Gastar mais saliva para enaltecer Tempos Modernos é desnecessário: ele já tornou-se um clássico reconhecido e venerado, e sua mensagem permanece atualíssima, assim como suas piadas prosseguem deliciosas. Rever este filme hoje é uma deliciosa experiência que nos prova que a leveza pode se conjugar com a crítica, que é possível ser bem-humorado sem ser fútil, e que grandes artistas do século passado souberam, com graça e esperteza, fazer uma necessária crítica aos descalabros do capitalismo. E é de pleno mérito que Carlitos, com sua mescla de desengonço, ingenuidade e romantismo, se sagraria uma das figuras icônicas da cultura no século 20.

Porém, se há algo de "duvidoso" na mensagem do filme, me parece, é que as atitudes sempre trapalhonas de Carlitos poderiam conduzir a uma leitura equivocada que visse nisto --- na sua falta de jeito e de esperteza... --- a causa de sua posição social subalterna. Seria possível ler Tempos Modernos como as desventuras de um indivíduo que, em razão de sua inaptidão pessoal para o trabalho, acaba "condenado" a um estado de outlaw, de semi-mendigo, de ovelha negra.

Decerto que faríamos uma interpretação grosseira e desleal com a obra se tirássemos dela esta conclusão: "aqueles que estão lá embaixo na pirâmide social, em trabalhos manuais extenuantes e mau-pagos, vivendo na miséria e na dura luta pela sobrevivência física, de certo modo merecem seu status por serem inaptos, preguiçosos ou pouco inteligentes". Idéia preconceituosa, típica de burguês ou de aristocrata que não quer perder seus privilégios, e que tende a mascarar um sistema econômico objetivamente injusto e opressor em nome de uma ilusória noção de que "cada um tem o que merece".

Contra esta má leitura possível do filme, eu preferiria destacar que o personagem, se de fato se mostra inadaptado ao trabalho mecanizado, é mais por culpa do sistema que do trabalhador. Pois que trabalhador sensível não se sentiria ultrajado por ser tratado como coisa, explorado como gado, mantido na miséria enquanto os ricos se empanturram de caviar e champanhe? Tempos Modernos é uma crônica da inadaptação e da revolta, e nossa simpatia é convocada a se aliar aos oprimidos. É  também uma sugestão de outras vias humanas mais dignas: a arte e o amor, por exemplo.

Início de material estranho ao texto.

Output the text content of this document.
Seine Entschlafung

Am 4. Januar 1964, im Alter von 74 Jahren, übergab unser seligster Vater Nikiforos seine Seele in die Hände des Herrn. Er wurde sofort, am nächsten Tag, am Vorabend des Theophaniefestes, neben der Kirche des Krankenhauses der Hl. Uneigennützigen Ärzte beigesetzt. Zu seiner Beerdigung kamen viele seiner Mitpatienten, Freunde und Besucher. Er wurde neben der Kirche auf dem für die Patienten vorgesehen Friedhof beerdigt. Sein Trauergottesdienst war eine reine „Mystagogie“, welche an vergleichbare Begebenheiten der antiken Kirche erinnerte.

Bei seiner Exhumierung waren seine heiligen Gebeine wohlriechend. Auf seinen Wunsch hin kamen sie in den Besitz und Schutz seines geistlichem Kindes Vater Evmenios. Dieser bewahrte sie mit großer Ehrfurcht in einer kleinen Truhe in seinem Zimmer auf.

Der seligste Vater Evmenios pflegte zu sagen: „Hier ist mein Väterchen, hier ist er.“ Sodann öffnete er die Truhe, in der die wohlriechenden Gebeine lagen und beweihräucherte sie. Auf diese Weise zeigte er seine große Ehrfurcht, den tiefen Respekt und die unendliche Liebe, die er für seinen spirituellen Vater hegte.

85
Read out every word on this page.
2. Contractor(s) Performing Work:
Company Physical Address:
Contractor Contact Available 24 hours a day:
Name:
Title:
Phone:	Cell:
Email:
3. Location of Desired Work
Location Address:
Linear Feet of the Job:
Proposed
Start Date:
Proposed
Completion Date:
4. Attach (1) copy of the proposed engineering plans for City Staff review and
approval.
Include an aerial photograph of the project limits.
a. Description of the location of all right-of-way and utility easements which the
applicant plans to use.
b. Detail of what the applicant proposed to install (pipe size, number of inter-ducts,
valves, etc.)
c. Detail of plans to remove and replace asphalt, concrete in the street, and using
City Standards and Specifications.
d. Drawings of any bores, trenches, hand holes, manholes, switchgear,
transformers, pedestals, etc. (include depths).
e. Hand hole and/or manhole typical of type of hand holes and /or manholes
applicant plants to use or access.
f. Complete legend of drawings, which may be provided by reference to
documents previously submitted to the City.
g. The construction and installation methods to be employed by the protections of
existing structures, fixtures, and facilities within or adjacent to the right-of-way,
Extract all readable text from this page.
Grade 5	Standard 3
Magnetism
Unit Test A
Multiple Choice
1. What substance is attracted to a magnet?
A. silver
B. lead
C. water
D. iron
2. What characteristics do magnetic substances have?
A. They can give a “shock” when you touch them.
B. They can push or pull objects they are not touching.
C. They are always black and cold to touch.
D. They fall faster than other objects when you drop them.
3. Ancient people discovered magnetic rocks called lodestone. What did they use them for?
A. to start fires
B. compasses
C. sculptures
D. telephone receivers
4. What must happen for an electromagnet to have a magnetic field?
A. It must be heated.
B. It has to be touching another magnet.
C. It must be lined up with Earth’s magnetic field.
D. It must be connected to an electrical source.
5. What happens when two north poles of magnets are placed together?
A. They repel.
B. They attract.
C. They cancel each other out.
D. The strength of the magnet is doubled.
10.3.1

O filme enfatiza de modo recorrente o quanto um sujeitinho tão "avoado" e "romântico" acaba por sabotar, mesmo sem querer, o processo produtivo extremamente bem-regrado e calculado da fábrica capitalista. Carlitos é como um pequeno poeta de cartola, lúdico e brincalhão, que não sabe se encaixar no gélido e sério mundo industrializado dos adultos. Ele é sempre aquele "peralta" que põe a descoberto as imperfeições da técnica ao causar uma catástrofe involuntária apoiando-se numa alavanca ou deixando cair a ferramenta em momento inoportuno. Ele é o terror dos burocratas e dos patrões. Demasiado desengonçado para adaptar-se ao trabalho mecanizado, e sonhador demais para aceitar de bom grado ser reduzido a um apertador-de-parafusos de carne-e-osso, ele é um destes que parece condenado a um sistema que sente como estranho a si e seus sentimentos. Um destes que não se resigna a ser usado e que irá, de travessura em travessura, desenhar para si um outro caminho.

Carlitos não deixa de imitar seu criador e personificador, o próprio Charlie Chaplin, quando procura escapar das garras do trabalho mecânico e desumanizante ao tentar uma carreira artística. Ele tenta tornar-se um cantor e um mímico, conquistando sua ascensão social através do showbusiness. Não dá muito certo e ele acaba reenviado, como sempre, à sarjeta. Mas valeu a tentativa. Quando o filme termina, o vemos prestes a recomeçar sua dura luta --- desta vez, acompanhado. E é belo vê-lo caminhando, com os pézinhos abertos e a trouchinha no ombro, ao lado de sua pequena ladra-de-bananas em direção a novas peripécias proletárias. 

E talvez até mesmo uma suprema boa notícia possa ser tirada desta procissão de desventuras e trapalhadas seja essa: se fôssemos todos um pouquinho mais como Carlitos, estaríamos todos ajudando a sabotar o capitalismo. Ótima razão pra ser Carlitos!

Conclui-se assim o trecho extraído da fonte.